Als echtes Highlight empfand ich den diesjährigen Saisonauftakt in Poznan: Hier begann vor drei Jahren meine Hobby-Rennfahrer-Karriere. Seitdem wollte ich zwar immer wieder dorthin, es ergab sich nur irgendwie nie – bis zu diesem Wochenende
Der Kurs ist einfach wie gemacht für 600er, noch dazu sehr anspruchsvoll aufgrund der unzähligen Bodenwellen.
Nachdem es am ersten Tag eher mäßig lief, wechselte ich den Brigdestone-Slick, dessen Flanken wirklich nicht mehr zu gebrauchen waren, gegen einen Pirelli Supercorsa SC2. (Der Bridgestone-Vorderreifen durfte bleiben, ich hatte ein gutes Gefühl, was Haftung und Fahrverhalten anging.) Schwer zu sagen, ob es am Reifen lag, aber ohne Änderung des Setups purzelten die Rundenzeiten plötzlich um drei Sekunden auf 1:54.x.
Als dann im nächsten Stint mehrfach niedrige 1:51er Rundenzeiten zu Buche standen, entschloss ich mich, meine guten Vorsätze über den Haufen zu schmeißen und doch wieder an einem Rennen teilzunehmen.
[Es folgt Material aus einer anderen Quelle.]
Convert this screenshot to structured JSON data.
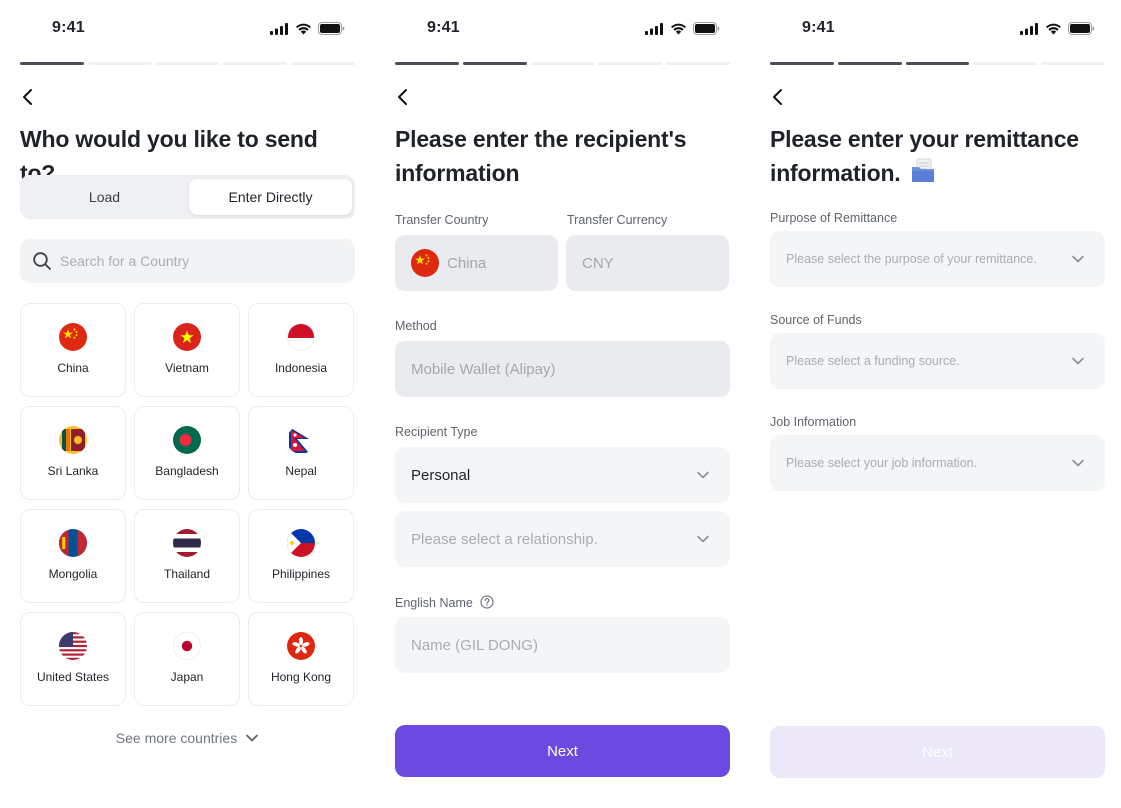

Mit einer 1:52.5 ließ ich mich nachnominieren (die 51er waren ja nur handgestoppt) und erhielt somit Startplatz 9 (dritte Reihe links). Von der Position erhoffte ich mir einiges, da man Ende Start/Ziel sehr lange am Gas bleiben kann und möglicherweise so auf der Außenbahn die ersten Plätze gutmacht (so geschehen vor drei Jahren im Einsteigerrennen). Zu dumm nur, dass ich ein wenig über das Ziel hinausschoss, und Mühe hatte, auf der Strecke zu bleiben. Das gleiche dann nochmal beim Anbremsen der Spitzkehre, doch auch hier bewahrten mich die super agierenden CRQ-Bremsbeläge von Lucas vor dem vorzeitigen Aus. Plätze hatte ich dennoch mehr verloren, als mir lieb war. Die restlichen Runden allerdings konnte ich mich wieder fangen, und landete letzten Endes auf einem 7. Platz, der mich absolut zufrieden stimmt.
Ein fettes Lob muss ich an dieser Stelle an den Veranstalter Brandt Racing loswerden: Alles war bestens arrangiert, Trainings-Sessions standen mehr zur Verfügung, als ich verkraftet hätte.